重要な考慮事項、選択基準、およびさらなる洞察
特性/性質 | 1080鋼 | AISI 4140 | AISI 1045 | 簡潔なプロ/コントレードオフの注記 |
---|---|---|---|---|
主要機械的特性 | 高硬度 | 良好な靭性 | 中程度の硬度 | 1080は硬度に優れ、4140は靭性に優れる |
主要な腐食面 | 不良 | 良好 | 良好 | 1080は合金鋼よりも耐性が低い |
溶接性 | 難しい | 中程度 | 良好 | 1080は慎重な溶接技術を必要とする |
加工性 | 中程度 | 良好 | 良好 | 1080は低グレードよりも加工が難しい |
成形性 | 限られている | 中程度 | 良好 | 1080は高炭素含有量のため成形性が低い |
概算相対コスト | 中程度 | 高い | 低い | コストは合金元素によって異なる |
典型的な入手可能性 | 一般的 | 一般的 | 一般的 | さまざまな形態で広く入手可能 |
1080鋼を選択する際の考慮事項には、その機械的特性、腐食抵抗、および加工の課題が含まれます。
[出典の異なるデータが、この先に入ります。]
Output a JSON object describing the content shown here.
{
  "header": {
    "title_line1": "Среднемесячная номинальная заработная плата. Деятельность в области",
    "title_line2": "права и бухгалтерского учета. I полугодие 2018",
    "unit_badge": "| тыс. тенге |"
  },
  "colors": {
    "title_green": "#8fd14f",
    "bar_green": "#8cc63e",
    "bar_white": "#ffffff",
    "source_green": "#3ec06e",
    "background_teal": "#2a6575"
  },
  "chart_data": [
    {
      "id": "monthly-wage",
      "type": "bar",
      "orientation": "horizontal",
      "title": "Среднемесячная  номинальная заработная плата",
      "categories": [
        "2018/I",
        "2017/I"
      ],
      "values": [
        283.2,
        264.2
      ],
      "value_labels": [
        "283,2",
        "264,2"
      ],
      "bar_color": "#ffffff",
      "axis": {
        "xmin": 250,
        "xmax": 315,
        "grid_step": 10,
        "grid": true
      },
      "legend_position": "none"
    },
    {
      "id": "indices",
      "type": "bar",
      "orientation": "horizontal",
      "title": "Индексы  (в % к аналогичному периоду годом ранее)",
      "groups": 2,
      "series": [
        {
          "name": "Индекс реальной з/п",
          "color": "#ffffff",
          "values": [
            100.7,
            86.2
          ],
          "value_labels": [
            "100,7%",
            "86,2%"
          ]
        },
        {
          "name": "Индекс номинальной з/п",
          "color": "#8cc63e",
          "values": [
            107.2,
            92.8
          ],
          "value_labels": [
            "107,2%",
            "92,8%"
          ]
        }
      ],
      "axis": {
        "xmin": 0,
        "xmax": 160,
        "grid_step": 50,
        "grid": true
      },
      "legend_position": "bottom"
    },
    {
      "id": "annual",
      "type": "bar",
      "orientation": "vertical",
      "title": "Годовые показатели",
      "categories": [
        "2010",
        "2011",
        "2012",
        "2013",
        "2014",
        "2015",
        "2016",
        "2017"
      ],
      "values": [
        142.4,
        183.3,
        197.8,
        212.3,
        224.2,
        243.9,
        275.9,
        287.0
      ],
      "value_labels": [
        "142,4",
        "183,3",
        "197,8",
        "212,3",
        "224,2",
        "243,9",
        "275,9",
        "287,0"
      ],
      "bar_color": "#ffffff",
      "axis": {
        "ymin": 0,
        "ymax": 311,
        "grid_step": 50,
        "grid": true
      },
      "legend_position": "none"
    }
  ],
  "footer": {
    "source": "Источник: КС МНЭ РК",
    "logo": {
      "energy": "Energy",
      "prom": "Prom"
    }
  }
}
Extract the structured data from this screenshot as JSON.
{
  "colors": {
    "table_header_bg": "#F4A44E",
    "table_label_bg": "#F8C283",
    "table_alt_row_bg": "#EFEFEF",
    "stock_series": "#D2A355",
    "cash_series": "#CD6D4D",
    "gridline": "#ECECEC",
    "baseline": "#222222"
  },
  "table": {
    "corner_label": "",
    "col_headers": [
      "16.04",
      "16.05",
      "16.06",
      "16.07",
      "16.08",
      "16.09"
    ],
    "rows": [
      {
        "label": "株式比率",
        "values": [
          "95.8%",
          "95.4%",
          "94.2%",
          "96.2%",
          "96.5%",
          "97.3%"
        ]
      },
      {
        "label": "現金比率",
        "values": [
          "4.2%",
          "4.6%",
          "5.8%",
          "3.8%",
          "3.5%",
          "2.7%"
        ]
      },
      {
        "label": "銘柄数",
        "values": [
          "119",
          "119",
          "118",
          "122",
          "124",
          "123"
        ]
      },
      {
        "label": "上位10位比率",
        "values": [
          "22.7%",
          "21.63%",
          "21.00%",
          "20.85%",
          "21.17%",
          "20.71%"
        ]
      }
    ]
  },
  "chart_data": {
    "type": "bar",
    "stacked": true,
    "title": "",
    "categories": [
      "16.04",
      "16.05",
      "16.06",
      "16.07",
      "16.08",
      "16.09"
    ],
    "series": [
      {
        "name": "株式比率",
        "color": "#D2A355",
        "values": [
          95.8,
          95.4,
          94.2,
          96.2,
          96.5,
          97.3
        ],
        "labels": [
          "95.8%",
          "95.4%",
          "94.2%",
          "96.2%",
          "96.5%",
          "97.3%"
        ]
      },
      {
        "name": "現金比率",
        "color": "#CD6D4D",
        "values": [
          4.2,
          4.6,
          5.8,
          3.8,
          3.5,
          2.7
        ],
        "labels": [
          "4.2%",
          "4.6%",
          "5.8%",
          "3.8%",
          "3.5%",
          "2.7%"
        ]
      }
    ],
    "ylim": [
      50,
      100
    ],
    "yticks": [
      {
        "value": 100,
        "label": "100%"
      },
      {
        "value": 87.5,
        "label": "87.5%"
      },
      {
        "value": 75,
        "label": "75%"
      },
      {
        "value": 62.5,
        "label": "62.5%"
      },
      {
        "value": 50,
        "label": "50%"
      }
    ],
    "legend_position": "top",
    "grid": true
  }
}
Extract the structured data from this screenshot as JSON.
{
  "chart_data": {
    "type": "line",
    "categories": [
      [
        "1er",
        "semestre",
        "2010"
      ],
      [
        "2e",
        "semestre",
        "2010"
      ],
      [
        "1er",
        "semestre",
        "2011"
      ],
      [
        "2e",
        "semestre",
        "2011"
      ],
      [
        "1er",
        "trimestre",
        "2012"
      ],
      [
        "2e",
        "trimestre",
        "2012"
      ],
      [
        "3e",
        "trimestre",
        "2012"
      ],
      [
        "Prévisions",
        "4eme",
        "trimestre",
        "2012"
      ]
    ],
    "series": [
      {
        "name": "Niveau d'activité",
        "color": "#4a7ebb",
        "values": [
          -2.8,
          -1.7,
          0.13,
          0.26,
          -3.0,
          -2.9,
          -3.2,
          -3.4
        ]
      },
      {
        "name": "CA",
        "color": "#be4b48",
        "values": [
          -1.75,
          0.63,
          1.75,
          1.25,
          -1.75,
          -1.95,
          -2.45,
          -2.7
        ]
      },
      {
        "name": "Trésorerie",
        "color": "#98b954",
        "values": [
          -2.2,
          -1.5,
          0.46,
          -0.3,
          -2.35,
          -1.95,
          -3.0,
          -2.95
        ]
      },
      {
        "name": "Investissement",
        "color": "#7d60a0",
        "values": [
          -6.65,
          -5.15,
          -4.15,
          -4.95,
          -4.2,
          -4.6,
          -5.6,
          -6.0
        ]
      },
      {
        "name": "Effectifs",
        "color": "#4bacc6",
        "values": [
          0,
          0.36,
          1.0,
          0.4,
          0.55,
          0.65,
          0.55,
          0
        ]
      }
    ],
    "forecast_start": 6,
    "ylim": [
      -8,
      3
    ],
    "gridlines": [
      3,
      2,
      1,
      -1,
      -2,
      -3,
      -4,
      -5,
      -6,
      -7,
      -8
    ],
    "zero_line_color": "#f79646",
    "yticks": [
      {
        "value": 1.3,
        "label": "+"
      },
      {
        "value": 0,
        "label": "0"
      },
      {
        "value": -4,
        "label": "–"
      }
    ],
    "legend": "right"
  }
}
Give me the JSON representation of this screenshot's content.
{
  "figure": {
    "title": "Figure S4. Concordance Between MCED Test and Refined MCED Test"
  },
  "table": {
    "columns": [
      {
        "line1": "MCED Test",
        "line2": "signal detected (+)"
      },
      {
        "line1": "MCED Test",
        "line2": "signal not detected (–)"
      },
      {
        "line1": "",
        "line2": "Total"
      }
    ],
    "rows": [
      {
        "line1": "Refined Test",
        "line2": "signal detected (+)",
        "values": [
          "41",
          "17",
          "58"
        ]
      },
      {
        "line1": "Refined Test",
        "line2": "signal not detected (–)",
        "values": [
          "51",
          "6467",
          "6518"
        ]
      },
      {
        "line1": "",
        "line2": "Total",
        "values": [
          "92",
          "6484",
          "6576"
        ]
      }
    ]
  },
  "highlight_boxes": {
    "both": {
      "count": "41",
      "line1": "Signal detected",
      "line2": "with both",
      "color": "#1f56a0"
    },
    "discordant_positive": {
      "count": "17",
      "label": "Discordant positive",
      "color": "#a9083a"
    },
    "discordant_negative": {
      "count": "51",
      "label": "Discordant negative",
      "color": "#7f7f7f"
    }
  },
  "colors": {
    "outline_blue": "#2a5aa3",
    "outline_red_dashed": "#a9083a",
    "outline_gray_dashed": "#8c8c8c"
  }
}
高い硬度と強度を提供する一方で、溶接性や腐食抵抗が特定の用途での使用を制限する可能性があります。AISI 4140やAISI 1045のような代替グレードと比較して、1080鋼は硬度が重要な用途に最適であり、他のグレードは靭性や加工の容易さが求められる場合には好まれることがあります。
要約すると、1080鋼はさまざまな要求の厳しい用途に適した独自の特性を持つ多用途な中炭素鋼です。その強みと弱みは特定の工学的要件に対して慎重に評価され、最適な性能が確保される必要があります。